Guiding Questions – Instruction
Instructional Considerations / In-class activities
1. On a recent 60 Minutes show, author David McCullough expressed alarm about the lack of history education that today’s students are receiving. How can instructors make history and specifically mission history even more relevant to today’s learners?
2. What are some innovative techniques to help students participate in a “close reading” of a primary source text related to the California missions?
3. How can we employ the use of visual thinking skills/strategies to learn more about the perspectives and lives of native populations who may have left few written records of the mission period?
4. I remember making a model of a Mission when I was a fourth grader, and I see that it is still done today. Are there any other more contemporary, hands-on activities that would provide the same feelings of accomplishment as constructing a Mission?

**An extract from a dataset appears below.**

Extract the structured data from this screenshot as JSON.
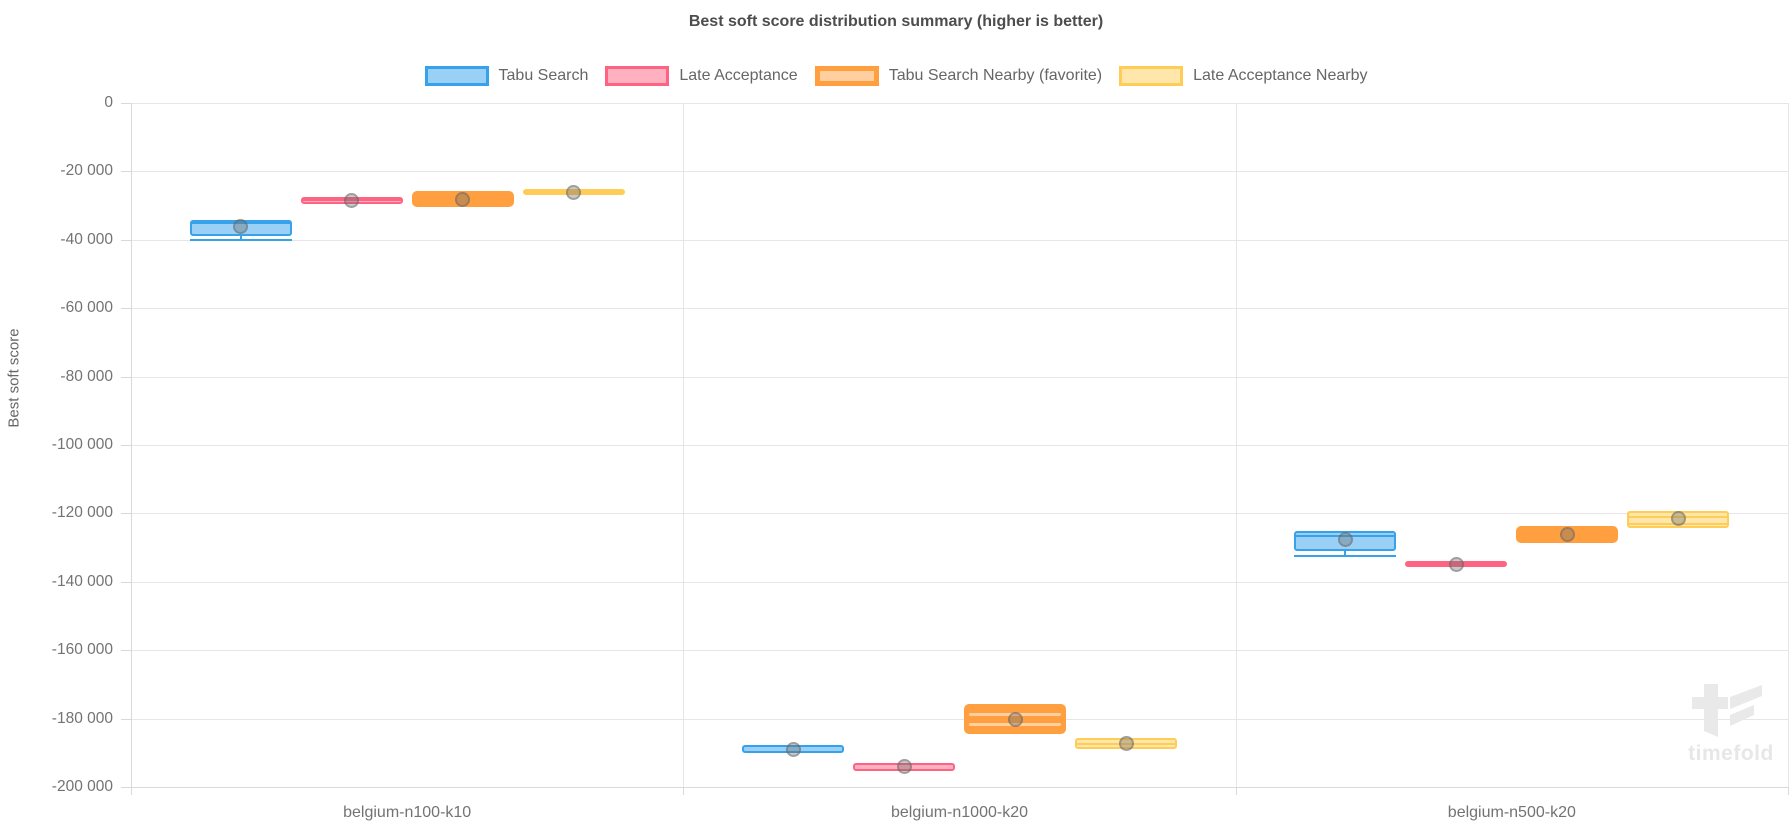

5. How could one design an experiential exercise that would accurately reflect the dynamics of the California missions?
6. As educators, how do we put into context the role of the California Missions to that of the Native American experience in an American Literature course?
7. How might I incorporate the study of the California missions into my Spanish classes?
8. Does anyone have any ideas as to how I could create a project, lesson plan or assignment that would incorporate both the Spanish language and the study of the California missions?
9. I teach Spanish 1 in Middle School so my students wouldn’t yet have the language background to translate more complex primary documents, so what might I use as an alternative exercise in this instance?
10. I thoroughly enjoyed Dr. Beebe’s presentation on primary sources, and I think my students would really like her idea of translating ship inventories and interpreting pictures. In addition to pictures and ship inventories, does anyone have any extra ideas that would incorporate language learning and historical research?
11. My students are very service oriented, and typically really enjoy volunteering and getting involved in our local community as well as in global projects. Is there any way that students at my school could promote the missions to help preserve them for future generations?
12. How might my students get actively involved in preserving the missions?
13. Is there any way that my students might connect to students in California or people who are mission scholars by Skyping, video conferencing, blogging, emailing, etc.?
14. What are some innovative techniques to help students participate in a “close reading” of a primary source text related to the California missions?
15. As educators, how do we put into context the role of the California Missions to that of the Native American experience in an American Literature course?